Conserving the stage
While the endemic species identified in Ours to Save span the nation, there are certain regions that contain a disproportionate number. This is because some regions are more conducive to evolution than others. That is to say, some places actually generate new species at a faster pace than the rest of the country, and so they tend to support more endemics.
There are a few potential mechanisms at play here. First, a region might have remained ice-free during the last ice age, creating what is called a “refugia,” where species were free to persist and evolve even though the remainder of the continent was buried under glaciers. Second, a region might support unusual habitats, creating an evolutionary playground in which wholly new selection pressures helped craft entire suites of species. Finally, island ecosystems have long been recognized for their unique evolutionary opportunities, isolated from the meddling of continents and typically lacking in mammalian predators.
Haida Gwaii, the British Columbia island famous for its globally unique golden spruce — cut down in an unorthodox act of defiance by timber scout Grant Hadwin in 1997 — is one ecoregion recognized in the report for its astounding diversity of endemic species. This is probably because portions of the island were ice-free during the last ice age and because it is an island ecosystem.

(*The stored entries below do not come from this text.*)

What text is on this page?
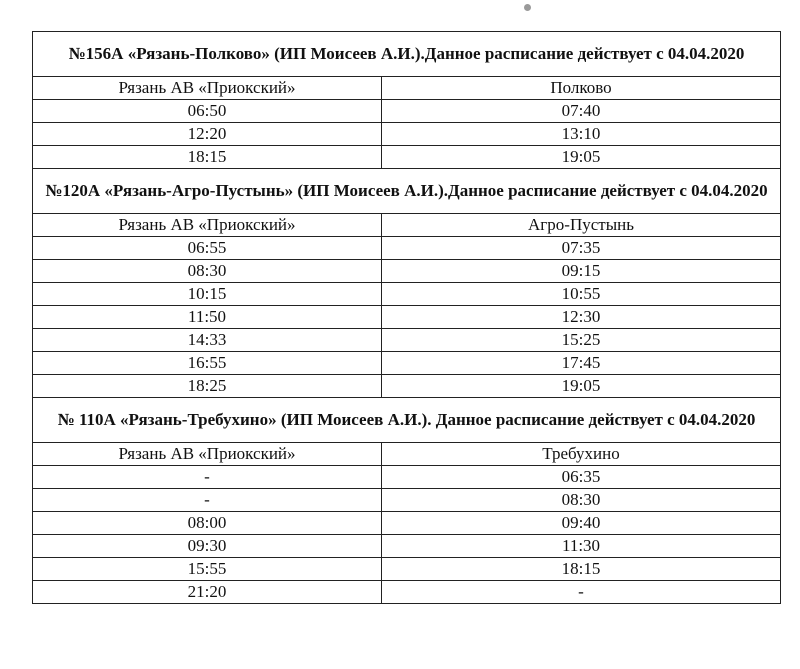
№156А «Рязань-Полково» (ИП Моисеев А.И.).Данное расписание действует с 04.04.2020	
Рязань АВ «Приокский»	Полково
06:50	07:40
12:20	13:10
18:15	19:05
№120А «Рязань-Агро-Пустынь» (ИП Моисеев А.И.).Данное расписание действует с 04.04.2020	
Рязань АВ «Приокский»	Агро-Пустынь
06:55	07:35
08:30	09:15
10:15	10:55
11:50	12:30
14:33	15:25
16:55	17:45
18:25	19:05
№ 110А «Рязань-Требухино» (ИП Моисеев А.И.). Данное расписание действует с 04.04.2020	
Рязань АВ «Приокский»	Требухино
-	06:35
-	08:30
08:00	09:40
09:30	11:30
15:55	18:15
21:20	-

Another endemically rich ecoregion is Quebec’s Gaspésie Peninsula, presumably because of its wealth of habitats, from wetlands to the Appalachian Mountains, with coastlines against both the freshwater St. Lawrence River and the saltwater Gulf of St. Lawrence.
There are other regions identified in the report for their apparent power to generate and shelter new and unique species, such as Newfoundland and Labrador’s Great Northern Peninsula, Nova Scotia’s Southwest Nova Biosphere Reserve, Saskatchewan’s Athabasca Sand Dunes Provincial Park, coastal B.C., and portions of the Yukon. Protecting such evolutionarily conducive places is referred to in the report as “conserving the stage,” not just for the endemic species presently dependent on these regions, but for their privileged place in evolutionary history.
Kraus said that in times of climatic chaos, these places have served as havens for several species and might play a similar role as climates change now, and if Canada’s biodiversity must adapt to a warming world, places where evolution occurs more quickly might help it do so.
“It’s not just about protecting species,” he said. “It’s about buying them time to adapt.”
“Ask a Canadian to name an endangered species and often they won’t even name something from this country,” Kraus said. “These (endemics) are species where we really need Canadians to know them because nobody else is going to conserve them.”
While the NCC can sing the praises of its report, Kraus said endemics will only enter the public consciousness if they’re celebrated locally by governments or conservation organizations. A study he referenced out of Simon Fraser University clearly demonstrated that the public’s interest is captured best by local endemic species — those wild plants, animals and fungi representing the ecology of any given region better than even the maple leaf. Perhaps with sufficient interest in these various species and their plights, more conservation and research will materialize.
The report identifies eight endemic Canadian species that have already been driven to extinction — including Macoun's shining moss — the likes of which we will never see again. In a progressive, proud and conscientious nation such as ours, there need not be a ninth.